No me había dado tanta cuenta cuando escribía a máquina. Ahora escribo en el ordenador. Hago muchas versiones y es imposibles guardarlas todas. Cuando me parece que una versión empieza a tener cierta estructura, la imprimo y la corrijo a mano, la vuelvo a trabajar y la vuelvo a imprimir. A veces tengo hasta veinte versiones impresas. Escribía mucho a mano pero tengo muy mala caligrafía y a veces me es muy difícil entender mis propios escritos. El ordenador permite ordenar los archivos en el mismo ordenador. Me acuerdo cuando escribí mi tesis en París, en los cincuenta. Hice fichas, y cuando se trataba de redactar la tesis las tenía todas dispersas sobre el suelo, ¡era un trabajo tremendo! Por eso me parece muy interesante “Vanishing point” (Punto de fuga), un libro de David Markson (un escritor estadounidense) que es, en parte, el intento por organizar fichas que tenía en una caja de zapatos; novela sui generis, investiga las cosas más cotidianas y más absurdas que aparentemente a nadie le interesaban de la vida de los escritores y sus personajes favoritos, incluyéndose a sí mismo. Una de las cosas que plantea es la dificultad para encontrar cintas para su máquina, los correctores para máquina, o a alguien que compusiera su máquina de escribir: ya no había técnicos que lo hicieran, es algo impresionante. La vertiginosa caída en lo obsoleto. Me da la impresión de que cuando escribí mis primeros textos a máquina, desde 1945 aproximadamente, hasta 1990, era en una época paleolítica. ¡Cuarenta y cinco años escribí a máquina! Carlos Monsiváis escribía a mano, tenía un ejército de amanuenses que le pasaban sus escritos al ordenador. Sergio Pitol escribe a mano. En el escrito que hice para ingresar a la Academia Mexicana de la Lengua, una de las cosas que más me interesaban era saber cómo escribían José Gorostiza y Juan Rulfo: los cuadernos de Rulfo se escribieron con qué colores de tinta, de qué tamaño eran los cuadernos.
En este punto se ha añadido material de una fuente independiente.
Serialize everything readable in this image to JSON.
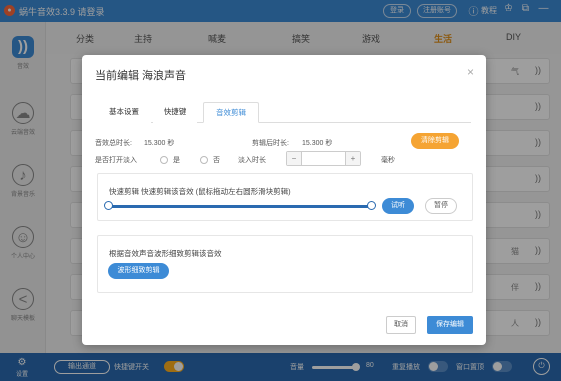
{
  "titlebar": {
    "title": "蜗牛音效3.3.9 请登录",
    "login": "登录",
    "register": "注册账号",
    "tutorial": "教程",
    "help_icon": "question-circle-icon",
    "shirt_icon": "tshirt-icon",
    "export_icon": "window-export-icon",
    "minimize": "—",
    "accent": "#3d8bd6"
  },
  "sidebar": {
    "items": [
      {
        "label": "音效",
        "icon": "sound-wave-icon",
        "glyph": "))"
      },
      {
        "label": "云端音效",
        "icon": "cloud-icon",
        "glyph": "☁"
      },
      {
        "label": "背景音乐",
        "icon": "music-disc-icon",
        "glyph": "♪"
      },
      {
        "label": "个人中心",
        "icon": "user-icon",
        "glyph": "☺"
      },
      {
        "label": "聊天模板",
        "icon": "share-icon",
        "glyph": "<"
      }
    ]
  },
  "categories": {
    "label": "分类",
    "items": [
      {
        "label": "主持",
        "icon": "mic-icon"
      },
      {
        "label": "喊麦",
        "icon": "horn-icon"
      },
      {
        "label": "搞笑",
        "icon": "smile-icon"
      },
      {
        "label": "游戏",
        "icon": "gamepad-icon"
      },
      {
        "label": "生活",
        "icon": "cup-icon"
      },
      {
        "label": "DIY",
        "icon": "puzzle-icon"
      }
    ]
  },
  "list": {
    "wave_glyph": "))",
    "mid_glyphs": [
      "气",
      "",
      "",
      "",
      "",
      "猫",
      "伴",
      "人"
    ]
  },
  "bottombar": {
    "settings": "设置",
    "exit_channel": "输出通道",
    "hotkey_switch": "快捷键开关",
    "volume_label": "音量",
    "volume_value": "80",
    "repeat_play": "重复播放",
    "window_topmost": "窗口置顶",
    "volume_level": 0.8
  },
  "dialog": {
    "title": "当前编辑 海浪声音",
    "tabs": [
      "基本设置",
      "快捷键",
      "音效剪辑"
    ],
    "total_duration_label": "音效总时长:",
    "total_duration_value": "15.300 秒",
    "clip_duration_label": "剪辑后时长:",
    "clip_duration_value": "15.300 秒",
    "clear_clip": "清除剪辑",
    "fade_in_label": "是否打开淡入",
    "yes": "是",
    "no": "否",
    "fade_in_duration": "淡入时长",
    "stepper_value": "",
    "minus": "−",
    "plus": "+",
    "unit_ms": "毫秒",
    "quick_clip_desc": "快速剪辑 快速剪辑该音效 (鼠标拖动左右圆形滑块剪辑)",
    "audition": "试听",
    "pause": "暂停",
    "waveform_desc": "根据音效声音波形细致剪辑该音效",
    "waveform_btn": "波形细致剪辑",
    "cancel": "取消",
    "save": "保存编辑",
    "clip_start": 0.0,
    "clip_end": 1.0
  }
}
Todo eso es fundamental para un escritor, se apoya en una mecánica para poder sentarse a escribir. Yo tengo miles de libretitas, de diarios que voy dejando a la mitad. ¡Pero no puedo leer mis escritos porque no tengo buena caligrafía!
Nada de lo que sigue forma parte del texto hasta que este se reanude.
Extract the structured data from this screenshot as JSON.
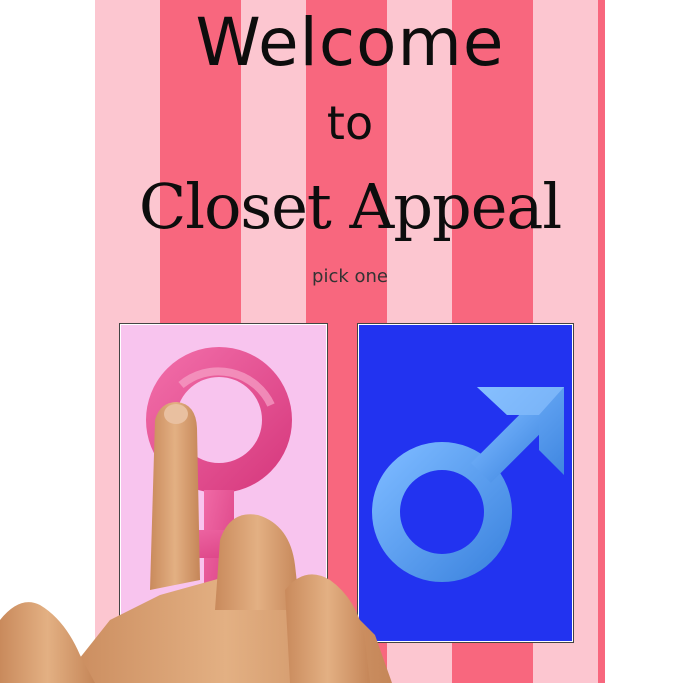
{
  "welcome": {
    "line1": "Welcome",
    "line2": "to",
    "line3": "Closet Appeal"
  },
  "subtitle": "pick one",
  "choices": [
    {
      "id": "female",
      "icon": "female-symbol-icon",
      "color": "#e8508f",
      "background": "#f8c4ee"
    },
    {
      "id": "male",
      "icon": "male-symbol-icon",
      "color": "#5aa5f5",
      "background": "#2233f0"
    }
  ],
  "colors": {
    "stripe_light": "#fcc6d0",
    "stripe_dark": "#f8677e",
    "title_text": "#0d0d0d"
  }
}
El corazón es crucial en su obra.

Siempre me producía una gran curiosidad analizar el problema del corazón relacionado con el sentimiento y el amor. Las canciones rancheras, los boleros, los tangos hacen siempre referencia al corazón. Lo trabajé mucho en varios sonetos de sor Juana porque allí empieza a esbozarse el que sería el dogma del Sagrado Corazón de Jesús y su importancia en los distintos autores contemporáneos a ella en el siglo XVIII. En la modernidad, en medicina y fisiología, el corazón se vuelve un órgano fundamental para la ciencia y la literatura. En “El rastro”, el corazón es el elemento fundamental, tanto en el sentido de su funcionamiento científico como en el del imaginario del corazón en general.

Recuerdo que a Margo Glantz le gustan los marrons glacés y el oporto y que es feminista, «avant la lettre, absolutamente –confiesa–, sin pertenecer absolutamente tampoco a ninguna corriente específica del feminismo». Aunque no es militante, lee libros sobre feminismo. Recuerda a Nicole Loraux, «historiadora francesa que estudió la historia, la literatura y la filosofía griegas y todo eso lo hizo a partir de una ausencia en la crítica y en la propia cultura griega: el problema de la mujer». Aunque, por otra parte, añade, «la mujer es excesivamente visible, por ejemplo, en las tragedias griegas. Casandra, Penélope, Antígona son personajes muy importantes y, sin embargo, la mujer no podía salir del gineceo, no la dejaban asistir a los velorios porque lloraba muy fuerte. Me gusta mucho ese tipo de escritura que investiga esos temas de la mujer en un mundo que intenta anularla».

Y recuerdo los colibríes en su patio. Imagen «de lo evanescente por su forma de volar, ese movimiento incesante y la rapidez con que desaparece, y esa relación tan hermosa con las flores, están libando de las flores», el colibrí, asegura Glantz, «plantea al mismo tiempo el presente de la escritura y la rapidez con que ese presente se evapora. Es una pausa en el recuerdo».